![Tandatangan Petisi_Bupati Nyono Suharli ikut menandatangi petisi yang sebelumnya telah dahului KH Muhtar Mukti Mursyid Thoriqot Shiddiqyah Ploso Jombang. [ramadlan/bhirawa]](http://harianbhirawa.co.id/wp-content/uploads/2016/08/7-FOTO-OPEN-rur-Kiai-Muchtar-_bupati-Bupati-Jombang.jpg)
Tandatangan Petisi_Bupati Nyono Suharli ikut menandatangi petisi yang sebelumnya telah dahului KH Muhtar Mukti Mursyid Thoriqot Shiddiqyah Ploso Jombang. [ramadlan/bhirawa]
Jombang, Bhirawa
Ribuan Santri Pesantren Shiddiqiyah Ploso Jombang menggalang dukungan petisi menolak istilah Kemerdekaan Republik Indonesia yang jamak digunakan dalam peringatan 17 Agustus. Alasannya pada tanggal 17 Agustus 1945 adalah Kemerdekaan Bangsa Indonesia, bukan Kemerdekan Republik Indonesia.

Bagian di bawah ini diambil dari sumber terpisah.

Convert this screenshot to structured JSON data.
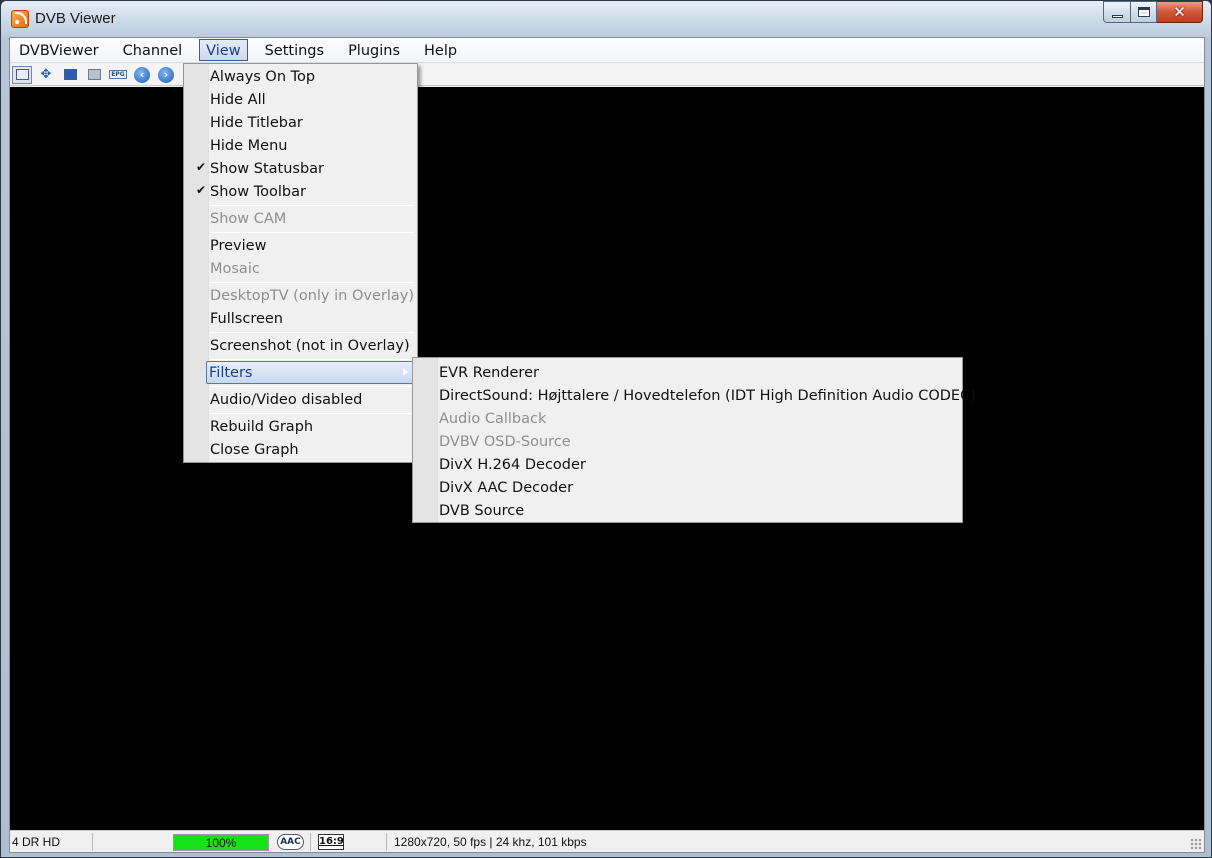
{
  "window": {
    "title": "DVB Viewer",
    "close_glyph": "✕"
  },
  "menubar": {
    "items": [
      {
        "label": "DVBViewer"
      },
      {
        "label": "Channel"
      },
      {
        "label": "View"
      },
      {
        "label": "Settings"
      },
      {
        "label": "Plugins"
      },
      {
        "label": "Help"
      }
    ]
  },
  "toolbar": {
    "epg_label": "EPG",
    "back_glyph": "‹",
    "forward_glyph": "›"
  },
  "view_menu": {
    "items": [
      {
        "label": "Always On Top",
        "checked": false,
        "disabled": false
      },
      {
        "label": "Hide All",
        "checked": false,
        "disabled": false
      },
      {
        "label": "Hide Titlebar",
        "checked": false,
        "disabled": false
      },
      {
        "label": "Hide Menu",
        "checked": false,
        "disabled": false
      },
      {
        "label": "Show Statusbar",
        "checked": true,
        "disabled": false
      },
      {
        "label": "Show Toolbar",
        "checked": true,
        "disabled": false
      },
      {
        "label": "Show CAM",
        "checked": false,
        "disabled": true
      },
      {
        "label": "Preview",
        "checked": false,
        "disabled": false
      },
      {
        "label": "Mosaic",
        "checked": false,
        "disabled": true
      },
      {
        "label": "DesktopTV (only in Overlay)",
        "checked": false,
        "disabled": true
      },
      {
        "label": "Fullscreen",
        "checked": false,
        "disabled": false
      },
      {
        "label": "Screenshot (not in Overlay)",
        "checked": false,
        "disabled": false
      },
      {
        "label": "Filters",
        "checked": false,
        "disabled": false,
        "submenu": true,
        "highlighted": true
      },
      {
        "label": "Audio/Video disabled",
        "checked": false,
        "disabled": false
      },
      {
        "label": "Rebuild Graph",
        "checked": false,
        "disabled": false
      },
      {
        "label": "Close Graph",
        "checked": false,
        "disabled": false
      }
    ],
    "check_glyph": "✔"
  },
  "filters_menu": {
    "items": [
      {
        "label": "EVR Renderer",
        "disabled": false
      },
      {
        "label": "DirectSound: Højttalere / Hovedtelefon (IDT High Definition Audio CODEC)",
        "disabled": false
      },
      {
        "label": "Audio Callback",
        "disabled": true
      },
      {
        "label": "DVBV OSD-Source",
        "disabled": true
      },
      {
        "label": "DivX H.264 Decoder",
        "disabled": false
      },
      {
        "label": "DivX AAC Decoder",
        "disabled": false
      },
      {
        "label": "DVB Source",
        "disabled": false
      }
    ]
  },
  "statusbar": {
    "channel": "4 DR HD",
    "signal_percent": "100%",
    "signal_level": 1.0,
    "audio_badge": "AAC",
    "aspect": "16:9",
    "info": "1280x720, 50 fps | 24 khz, 101 kbps"
  },
  "colors": {
    "signal_fill": "#17e217",
    "video_bg": "#000000",
    "menu_highlight": "#c9d8f2"
  }
}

Penggalangan tanda tangan petisi itu dilakukan bersamaan dengan acara ‘Tasyakuran Kemerdekaan Bangsa Indonesia dan Berdirinya Negara Kesatuan Republik Indonesia ke-71’ di lapangan pesantren, Pesantren Majma’al Bahrain Shiddiqiyyah, Hubbul Wathon Minal Iman Desa Losari, Kecamatan Ploso, Jombang, Kamis (18/8) malam.
Pengasuh pesantren sekaligus Mursyid Thoriqoh Shiddiqiyyah, Kiai Muchammad Muchtar Mukti mengatakan bahwa penggunaan istilah ‘Kemerdekaan Republik Indonesia’ menjerumuskan ke dalam dosa besar politik. Pernyataan yang benar menurutnya adalah ‘Kemerdekaan Bangsa Indonesia’.

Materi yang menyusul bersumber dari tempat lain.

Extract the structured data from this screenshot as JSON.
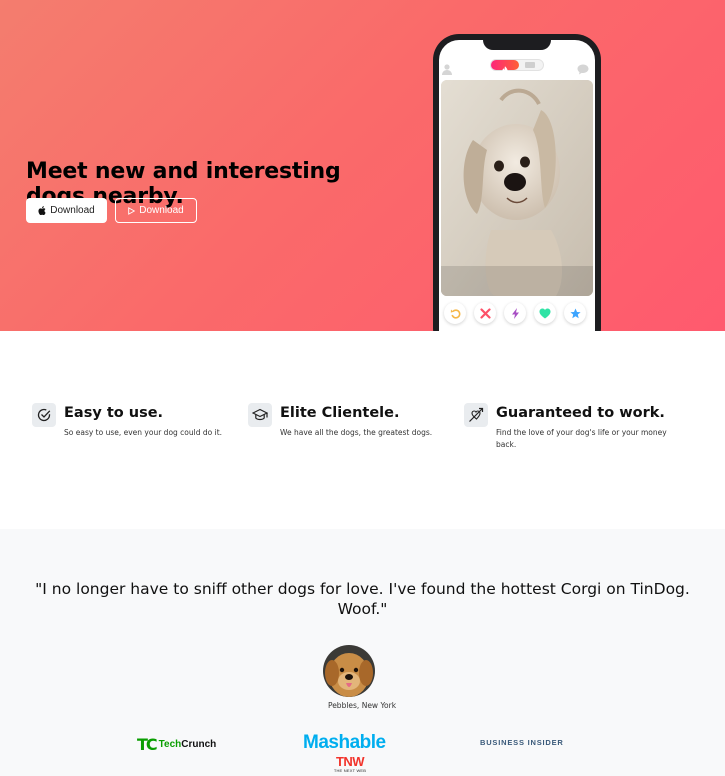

“Saya sudah meneliti, di berbagai sumber, Dokumentasi Republik 3 jilid lebih dari 1000 halaman tidak saya temukan. Dalam teks proklamasi, pembukaan UUD 45 tidak ada, Tidak ada dalilnya, sumber atau argumentasi yang menyebutkan ‘Kemerdekaan Republik Indonesia’,” tuturnya menyampaikan.

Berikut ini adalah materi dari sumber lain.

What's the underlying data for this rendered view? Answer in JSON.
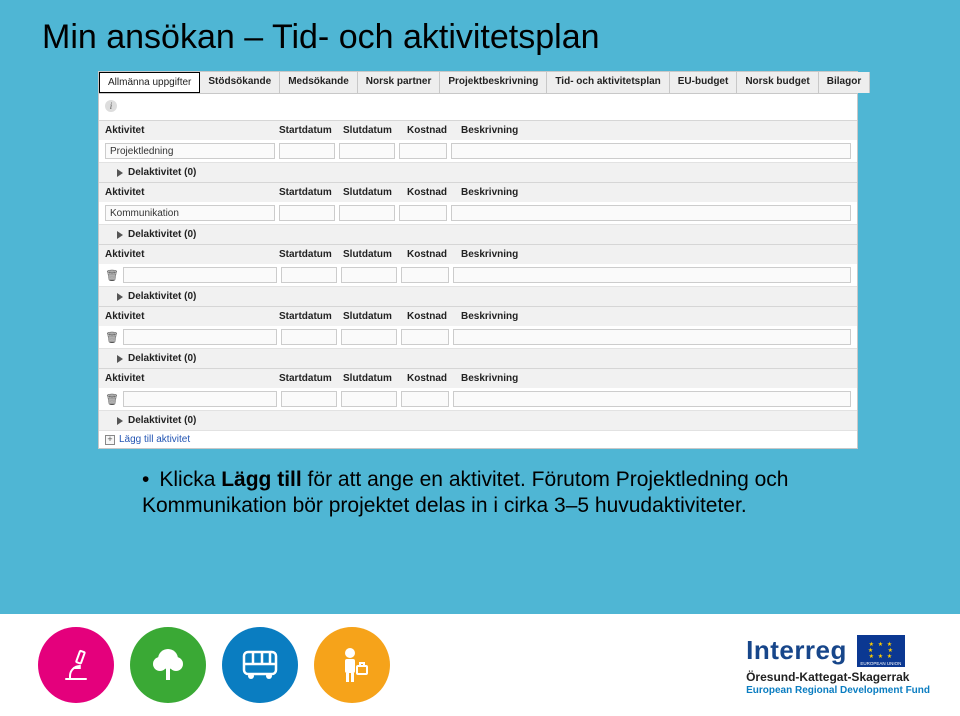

Alih-alih ada sumbernya, kalimat ‘Kemerdekaan Republik Indonesia’ yang acap kali digunakan menurut Kyai sepuh ini malah menjerumuskan ke dalam dosa besar politik. “Dosa-dosa politik itu, pertama, dosa besar politik terhadap teks proklamasi yang jelas menyebut kalimat bangsa Indonesia, bukan negara atau pemerintah Indonesia,” imbuhnya membeberkan.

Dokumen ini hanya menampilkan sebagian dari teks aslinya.